Bei der letzten Sitzung des Centrotherm-Planungsbeirats zog sich manch` gemeinderätliches Gesicht besorgniserregend in die Länge. Einige legten sogar ihre Stirn in Falten und verschwanden darin. Hatte ihnen doch der an der Planung beteiligte Unternehmensberater Michel Mauge gerade erklärt, dass im großen Saal bei einer Reihenbestuhlung lediglich 750 Plätze zur Verfügung stünden. Das hatte man sich anders vorgestellt und ein lautes Klagelied durchzog den Raum. Man ging von mindestens 1000 Sitzplätzen aus und nun diese Hiobsbotschaft! Da könne man ja gleich im Konzilgebäude bleiben, da sei auch nicht weniger Platz. Als Mauge die RätInnen auch noch wissen ließ, dass der von vielen herbeigesehnte Konzertsaal auf dem Gelände nebenan weit über 20 Millionen Euro zusätzlich kosten würde, wurde es ziemlich still.

In den vergangenen Tagen scheinen die Telefone innerhalb der Stadtverwaltung geglüht zu haben. Und es dauerte nicht lange, bis der staunenden Öffentlichkeit mitgeteilt wurde, dass das Veranstaltungshaus nun doch Platz für 1200 sitzende Gäste böte. Dazu, quasi ein Angebot für zielgruppenorientierte Veranstalter: Bei Events, die für Kinder und Pygmäen gedacht seien, könne man sogar bis zu 2000 Kleinwüchsige mit atemberaubender Sicht auf den Seerhein stapeln. Aufatmen auch bei Armin Nissel, Geschäftsführer von Koko Entertainment: „Eine auch für uns wunderbare Nachricht, das erleichtert unsere Veranstaltungspläne“.

In der ursprünglichen Berechnung von Michel Mauge, so eine Pressemitteilung der Stadt, habe sich „ein Versehen bei der Übertragung des Maßstabs eingeschlichen“. Da kann man nur hoffen, dass den Planern bei der Finanzierung des Centrotherm nicht auch der richtige Maßstab abhanden gekommen ist. Kann ja mal vorkommen: Statt 18 Mios eventuell 25? Soll es alles schon gegeben haben.

Höchste Zeit also für Jörg-Peter Rau, Lokalchef des Südkurier, in voraus eilendem Gehorsam beschwichtigend in die Tasten zu greifen.
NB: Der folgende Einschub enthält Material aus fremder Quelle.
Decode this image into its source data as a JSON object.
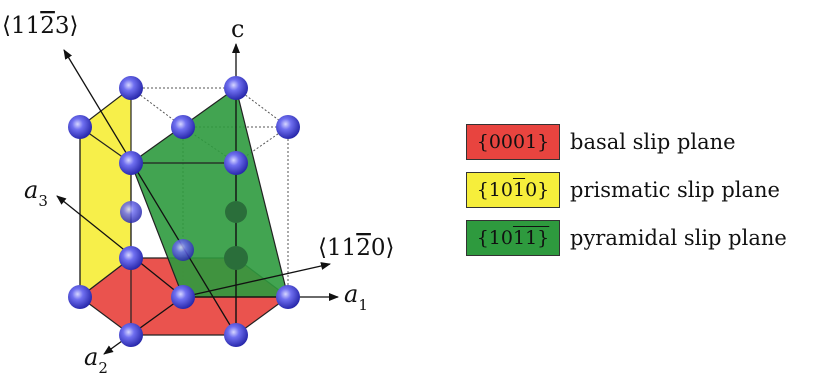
{
  "axes": {
    "c": "c",
    "a1": "a",
    "a1_sub": "1",
    "a2": "a",
    "a2_sub": "2",
    "a3": "a",
    "a3_sub": "3",
    "dir_1123": {
      "pre": "⟨11",
      "bar": "2",
      "post": "3⟩"
    },
    "dir_1120": {
      "pre": "⟨11",
      "bar": "2",
      "post": "0⟩"
    }
  },
  "legend": [
    {
      "id": "basal",
      "color": "#e8443f",
      "label": "basal slip plane",
      "index": {
        "pre": "{0001}",
        "bar": "",
        "mid": "",
        "bar2": "",
        "post": ""
      }
    },
    {
      "id": "prismatic",
      "color": "#f6ee3b",
      "label": "prismatic slip plane",
      "index": {
        "pre": "{10",
        "bar": "1",
        "mid": "0}",
        "bar2": "",
        "post": ""
      }
    },
    {
      "id": "pyramidal",
      "color": "#2e9a3e",
      "label": "pyramidal slip plane",
      "index": {
        "pre": "{10",
        "bar": "1",
        "mid": "1}",
        "bar2": "",
        "post": ""
      }
    }
  ],
  "colors": {
    "atom": "#3a3ac8",
    "basal": "#e8443f",
    "prismatic": "#f6ee3b",
    "pyramidal": "#2e9a3e"
  }
}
Rau, schon zu KKH-Zeiten ein begeisterter Trommler für das dann gescheiterte Projekt, zimmerte eiligst eine Entwarnung zusammen. Nun ja, die Planer hätten sich „verrechnet“, aber zur „Affäre“ tauge „der Vorfall nicht“. Der „Zeitdruck, der auf dem Vorhaben lastet“, sei eben enorm, das Vertrauen „in die Kompetenz der Planer“ aber weiterhin ungebrochen. Und ja, da wo gearbeitet werde, „passieren Fehler“. Diese würden den Gegnern der so oft zitierten „Jahrhundertchance“ leider „in die Hände spielen“, merkt Rau zähneknirschend an. Zwischen seinen Zeilen ist unschwer heraus zu lesen, dass er eben mit diesen Gegnern, die ihm schon das KKH versaut haben, noch ein ziemlich fettes Huhn zu rupfen hat. Da freuen wir uns also auf weiterhin kritische und unabhängige Berichterstattung der Tageszeitung vor Ort.